Dear Commons Community,
Just as we are seeing significant decreases in the number of people contracting COVID as a result of the Omicron variant, scientists have identified a subvariant – BA.2. that has begun to spread in parts of Europe and Asia
Globally, Omicron BA.1 accounted for 98.8% of sequenced cases submitted to the public virus tracking database as of 25 January. But several countries are reporting recent increases in BA.2, according to the World Health Organization (WHO).
In addition to BA.1 and BA.2, the WHO lists two other subvariants under the Omicron umbrella: BA.1.1.529 and BA.3. All are closely related genetically, but each features mutations that could alter how they behave. As reported by The Guardian.
Trevor Bedford, a computational virologist at Fred Hutchinson Cancer Centre in the US, has been tracking the evolution of Sars-CoV-2. On Friday he wrote on Twitter that BA.2 represents roughly 82% of cases in Denmark, 9% in the UK and 8% in the US. He based his analysis on sequencing data from the GISAID database and case counts from the Our World in Data project at the University of Oxford in the UK.
The BA.1 version of Omicron has been somewhat easier to track than prior variants. That is because BA.1 is missing one of three target genes used in a common PCR test. Cases showing this pattern were assumed by default to be caused by BA.1.
BA.2, sometimes known as a “stealth” subvariant, does not have the same missing target gene. Instead, scientists are monitoring it the same way they have prior variants, including Delta, by tracking the number of virus genomes submitted to public databases such as GISAID.
As with other variants, an infection with BA.2 can be detected by coronavirus home tests kits, though they cannot indicate which variant is responsible, experts say.
Some early reports indicate that BA.2 may be even more infectious than the already extremely contagious BA.1, but there is no evidence so far that it is more likely to evade vaccine protection.
Danish health officials estimate that BA.2 may be 1.5 times more transmissible than BA.1, based on preliminary data, though it likely does not cause more severe disease.
In England, a preliminary analysis of contact tracing from 27 December through to 11 January by the UK Health Security Agency suggests that household transmission is higher among contacts of people infected with BA.2 (13.4%) compared with other Omicron cases (10.3%). The agency found no evidence of a difference in vaccine effectiveness.
A critical question was whether people who were infected in the BA.1 wave would be protected from BA.2, said Dr Egon Ozer, an infectious disease expert at Northwestern University Feinberg School of Medicine in Chicago. That had been a concern in Denmark, where some places that saw high case counts of BA.1 infections were reporting rising cases of BA.2, he said.

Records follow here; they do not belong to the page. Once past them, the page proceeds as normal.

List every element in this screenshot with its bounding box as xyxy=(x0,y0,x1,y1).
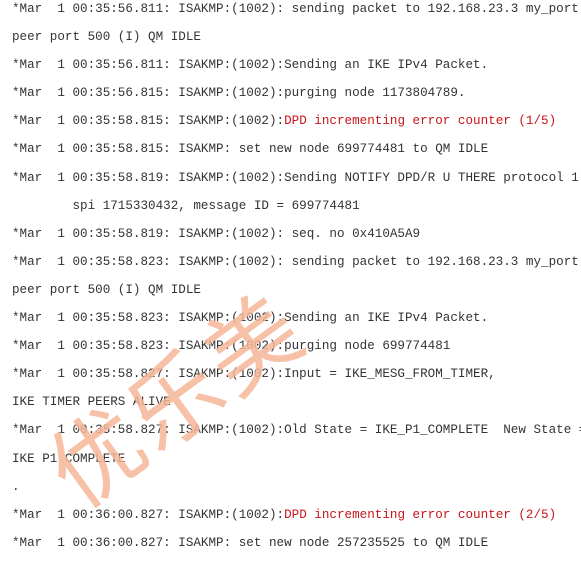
log-line: *Mar 1 00:35:58.819: ISAKMP:(1002): seq.… xyxy=(12,225,581,253)
log-line: *Mar 1 00:35:56.811: ISAKMP:(1002): send… xyxy=(12,0,581,28)
log-line-text: *Mar 1 00:35:58.823: ISAKMP:(1002):purgi… xyxy=(12,339,451,354)
log-line: *Mar 1 00:35:58.827: ISAKMP:(1002):Input… xyxy=(12,365,581,393)
dpd-error-highlight: DPD incrementing error counter (2/5) xyxy=(284,507,557,522)
log-line-text: *Mar 1 00:35:58.827: ISAKMP:(1002):Old S… xyxy=(12,423,581,438)
log-line: *Mar 1 00:35:56.811: ISAKMP:(1002):Sendi… xyxy=(12,56,581,84)
log-line: *Mar 1 00:35:58.827: ISAKMP:(1002):Old S… xyxy=(12,421,581,449)
log-line: *Mar 1 00:35:58.823: ISAKMP:(1002): send… xyxy=(12,253,581,281)
log-line: peer port 500 (I) QM IDLE xyxy=(12,28,581,56)
log-line: *Mar 1 00:35:58.815: ISAKMP: set new nod… xyxy=(12,140,581,168)
dpd-error-highlight: DPD incrementing error counter (1/5) xyxy=(284,114,557,129)
log-line: *Mar 1 00:35:58.815: ISAKMP:(1002):DPD i… xyxy=(12,112,581,140)
log-line-text: *Mar 1 00:35:58.815: ISAKMP:(1002): xyxy=(12,114,285,129)
log-line-text: *Mar 1 00:36:00.827: ISAKMP: set new nod… xyxy=(12,535,489,550)
log-line: *Mar 1 00:35:56.815: ISAKMP:(1002):purgi… xyxy=(12,84,581,112)
log-line: *Mar 1 00:35:58.823: ISAKMP:(1002):purgi… xyxy=(12,337,581,365)
log-line-text: *Mar 1 00:35:56.811: ISAKMP:(1002):Sendi… xyxy=(12,58,489,73)
log-line: *Mar 1 00:36:00.827: ISAKMP: set new nod… xyxy=(12,534,581,562)
debug-log: *Mar 1 00:35:56.811: ISAKMP:(1002): send… xyxy=(12,0,581,562)
log-line: peer port 500 (I) QM IDLE xyxy=(12,281,581,309)
log-line: . xyxy=(12,478,581,506)
log-line-text: *Mar 1 00:35:58.827: ISAKMP:(1002):Input… xyxy=(12,367,496,382)
log-line-text: *Mar 1 00:35:58.819: ISAKMP:(1002):Sendi… xyxy=(12,170,579,185)
log-line-text: IKE P1 COMPLETE xyxy=(12,451,126,466)
log-line-text: *Mar 1 00:36:00.827: ISAKMP:(1002): xyxy=(12,507,285,522)
log-line: *Mar 1 00:36:00.827: ISAKMP:(1002):DPD i… xyxy=(12,506,581,534)
log-line-text: *Mar 1 00:35:58.819: ISAKMP:(1002): seq.… xyxy=(12,226,421,241)
log-line-text: spi 1715330432, message ID = 699774481 xyxy=(12,198,360,213)
log-line: *Mar 1 00:35:58.819: ISAKMP:(1002):Sendi… xyxy=(12,169,581,197)
log-line: IKE TIMER PEERS ALIVE xyxy=(12,393,581,421)
log-line-text: IKE TIMER PEERS ALIVE xyxy=(12,395,171,410)
log-line-text: . xyxy=(12,479,20,494)
log-line-text: peer port 500 (I) QM IDLE xyxy=(12,30,201,45)
log-line: spi 1715330432, message ID = 699774481 xyxy=(12,197,581,225)
log-line: *Mar 1 00:35:58.823: ISAKMP:(1002):Sendi… xyxy=(12,309,581,337)
log-line-text: *Mar 1 00:35:56.811: ISAKMP:(1002): send… xyxy=(12,2,581,16)
log-line: IKE P1 COMPLETE xyxy=(12,450,581,478)
log-line-text: *Mar 1 00:35:58.823: ISAKMP:(1002): send… xyxy=(12,254,581,269)
log-line-text: peer port 500 (I) QM IDLE xyxy=(12,282,201,297)
log-line-text: *Mar 1 00:35:58.815: ISAKMP: set new nod… xyxy=(12,142,489,157)
log-line-text: *Mar 1 00:35:56.815: ISAKMP:(1002):purgi… xyxy=(12,86,466,101)
log-line-text: *Mar 1 00:35:58.823: ISAKMP:(1002):Sendi… xyxy=(12,311,489,326)
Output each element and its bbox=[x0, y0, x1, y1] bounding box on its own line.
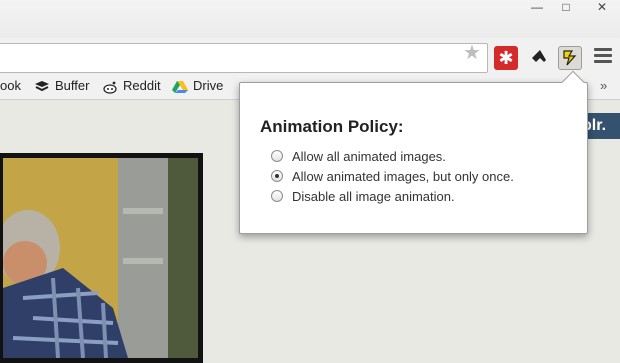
animation-policy-popup: Animation Policy: Allow all animated ima… bbox=[239, 70, 588, 234]
popup-title: Animation Policy: bbox=[260, 117, 404, 136]
reddit-icon bbox=[103, 81, 117, 94]
bookmark-drive[interactable]: Drive bbox=[172, 78, 223, 94]
buffer-icon bbox=[35, 80, 49, 91]
option-allow-all[interactable]: Allow all animated images. bbox=[271, 149, 446, 164]
bookmark-reddit[interactable]: Reddit bbox=[102, 78, 161, 94]
bookmark-label: ook bbox=[0, 78, 21, 93]
menu-bar-1 bbox=[594, 48, 612, 51]
feedly-icon[interactable] bbox=[526, 46, 550, 70]
radio-disable[interactable] bbox=[271, 190, 283, 202]
menu-bar-2 bbox=[594, 54, 612, 57]
option-allow-once[interactable]: Allow animated images, but only once. bbox=[271, 169, 514, 184]
address-bar[interactable] bbox=[0, 43, 488, 73]
radio-allow-all[interactable] bbox=[271, 150, 283, 162]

If prior BA.1 infection did not protect against BA.2, “this could be sort of a two-humped camel kind of wave”, Ozer said. “It’s too early to know if that will happen.”
The good news, he said, was that vaccines and boosters still “keep people out of the hospital and keep people from dying”.
Prof Seshadri Vasan, a Covid-19 vaccine researcher from Australia’s Science Agency, the CSIRO, said analysis of GISAID showed that as of 27 January, 10,811 BA.2 sequences had been reported from around the world including Australia (22 sequences), but 90% of the sequences were from three countries: Denmark (8,357), India (711) and the UK (607).
“So far, evidence from our colleagues in Denmark show that while it could spread faster, there is no evidence of increased severity,” he said. “Therefore it is important to keep calm and continue existing measures such as getting ourselves the vaccinated, including the booster dose, and following social distancing, masks and local guidelines.”
We will have to face the fact that COVID in all its forms and variants will be with us for a long time. Vaccinations or boosters will a yearly event.